Kampung-Kampung Tematik DAS Brantas; Etalase Pembangunan atau Fenomena Sesaat?

Oleh : A.S. ARIFIN *)

Salah satu mainset pembangunan kampung-kampung tematik di sekitar wilayah Daerah Aliran Sungai (DAS) adalah paradigma baru Pemkot Malang (sebagaimana pernah diungkap Walikota Malang, H. Moh. Anton) yang ingin menjadikan pemukiman di zona rawan tersebut sebagai salah satu etalase pembangunan Kota Malang.

Kampung Wisata Jodipan (KWJ), Kampung Tridi di Purwantoro, maupun Kampung Putih di Kelurahan Klojen, kini bisa dikatakan telah bertransformasi sebagai etalase dimaksud. Berbasis ide dan aspirasi masyarakat setempat, “Etalase-etalase Pembangunan” baru terus dikatalisasi dan diwujudkan oleh Pemkot Malang. Terkini adalah Kampung Biru Arema di Kelurahan Kidul Dalem yang sedang dalam proses perwajahan. Dan, semua kampung tematik tersebut memang berada di teras (DAS) Sungai Brantas.

Sebagai sebuah etalase pembangunan kota, transformasi situs-situs tersebut tak hanya merujuk pada aspek perubahan fisik dan ekologi, yang berorientasi sebagai destinasi wisata alternatif. Namun yang paling substansional adalah performa nyata dalam hal peningkatan keberdayaan dan kesadaran masyarakat setempat. Tanpa perlu teori-teori ilmiah, hal tersebut dapat diukur secara kasat mata dengan berkunjung dan menyaksikan locus dan kehidupan masyarakat disana.

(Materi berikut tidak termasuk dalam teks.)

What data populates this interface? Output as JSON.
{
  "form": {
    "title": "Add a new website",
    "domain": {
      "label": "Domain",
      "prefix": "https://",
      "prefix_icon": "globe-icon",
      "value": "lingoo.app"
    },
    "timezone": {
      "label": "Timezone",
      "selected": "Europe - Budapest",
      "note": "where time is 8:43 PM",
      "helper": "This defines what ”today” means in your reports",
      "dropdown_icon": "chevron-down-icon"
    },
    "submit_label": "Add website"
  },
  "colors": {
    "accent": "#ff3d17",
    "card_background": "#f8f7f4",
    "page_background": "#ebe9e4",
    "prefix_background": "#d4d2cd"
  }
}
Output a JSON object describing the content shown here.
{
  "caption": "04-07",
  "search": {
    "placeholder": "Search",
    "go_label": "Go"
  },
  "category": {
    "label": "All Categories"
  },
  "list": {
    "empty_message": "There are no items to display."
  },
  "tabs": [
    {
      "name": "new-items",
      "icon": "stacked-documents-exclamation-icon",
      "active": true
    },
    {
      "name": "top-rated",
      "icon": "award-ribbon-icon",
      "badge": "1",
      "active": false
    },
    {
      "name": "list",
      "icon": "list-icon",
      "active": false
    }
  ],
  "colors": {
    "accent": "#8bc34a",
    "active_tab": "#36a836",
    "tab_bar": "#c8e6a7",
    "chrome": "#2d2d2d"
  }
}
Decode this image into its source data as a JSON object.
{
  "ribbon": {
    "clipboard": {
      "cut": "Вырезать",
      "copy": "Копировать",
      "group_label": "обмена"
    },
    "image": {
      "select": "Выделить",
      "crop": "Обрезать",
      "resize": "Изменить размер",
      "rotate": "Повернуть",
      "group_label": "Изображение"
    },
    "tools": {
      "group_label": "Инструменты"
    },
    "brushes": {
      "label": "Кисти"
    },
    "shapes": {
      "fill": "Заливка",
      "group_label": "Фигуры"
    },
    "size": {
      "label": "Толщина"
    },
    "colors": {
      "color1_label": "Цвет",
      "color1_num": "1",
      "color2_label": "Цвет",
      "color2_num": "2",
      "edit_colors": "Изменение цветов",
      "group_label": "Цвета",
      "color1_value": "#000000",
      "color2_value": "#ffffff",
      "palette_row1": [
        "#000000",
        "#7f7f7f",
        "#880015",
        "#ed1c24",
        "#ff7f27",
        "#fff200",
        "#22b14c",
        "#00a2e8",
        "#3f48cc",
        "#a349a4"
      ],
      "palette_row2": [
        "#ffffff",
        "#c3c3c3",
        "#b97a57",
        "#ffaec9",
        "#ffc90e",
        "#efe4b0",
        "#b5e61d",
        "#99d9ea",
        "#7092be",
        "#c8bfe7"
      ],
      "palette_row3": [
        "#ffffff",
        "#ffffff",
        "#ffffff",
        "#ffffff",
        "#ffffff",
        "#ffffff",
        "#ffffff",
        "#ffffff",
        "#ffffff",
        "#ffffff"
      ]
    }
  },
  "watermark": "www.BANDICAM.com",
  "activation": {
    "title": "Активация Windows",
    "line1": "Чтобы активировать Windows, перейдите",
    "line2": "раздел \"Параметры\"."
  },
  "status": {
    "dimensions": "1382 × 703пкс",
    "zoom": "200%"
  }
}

Faktanya, destinasi-destinasi berbasis bottum up tersebut memang tak hanya menjadi magnet baru atau jujugan wisata berbagai kalangan. Lebih dari itu, upaya transformasi benar-benar juga telah menyentuh perubahan (atau penyesuaian) pada aspek kultur sosial dan perilaku kehidupan masyarakat setempat. Dari pola laku umum warga pemukiman pinggir sungai yang cenderung lekat dengan kekumuhan, menjadi pola laku warga yang lebih beradab terhadap lingkungan. Setidaknya mereka mulai menjadikan sungai setempat sebagai sahabat, bukan lagi sekedar wadah buang hajat.

Juga, karakter kelam wilayah pinggir kali yang termarjinalkan dengan wajah-wajah penghuninya yang kadang sangar, telah berubah wujud menjadi basis-basis wisata murah, penuh senyuman ramah dan mengedepankan citra yang lebih humanis.

Padahal, bila dirunut ke masa-masa sebelumnya, Kampung Ledok (Kampung Tridi), Arek Jodipan (KWJ) ataupun Arek Celaket (Kampung Putih) juga tak luput dengan masalah-masalah sosial yang mewarnai pada masa itu. Semisal tawuran, dunia preman, gank-gank-an maupun mabuk-mabukan.

Sebagai bagian dari pemukiman-pemukiman pinggir sungai pada umumnya, lingkungan yang cenderung kumuh dan menjadikan sungai Brantas sebagai TPA sekaligus MCK adalah hal yang lumrah saja kala itu.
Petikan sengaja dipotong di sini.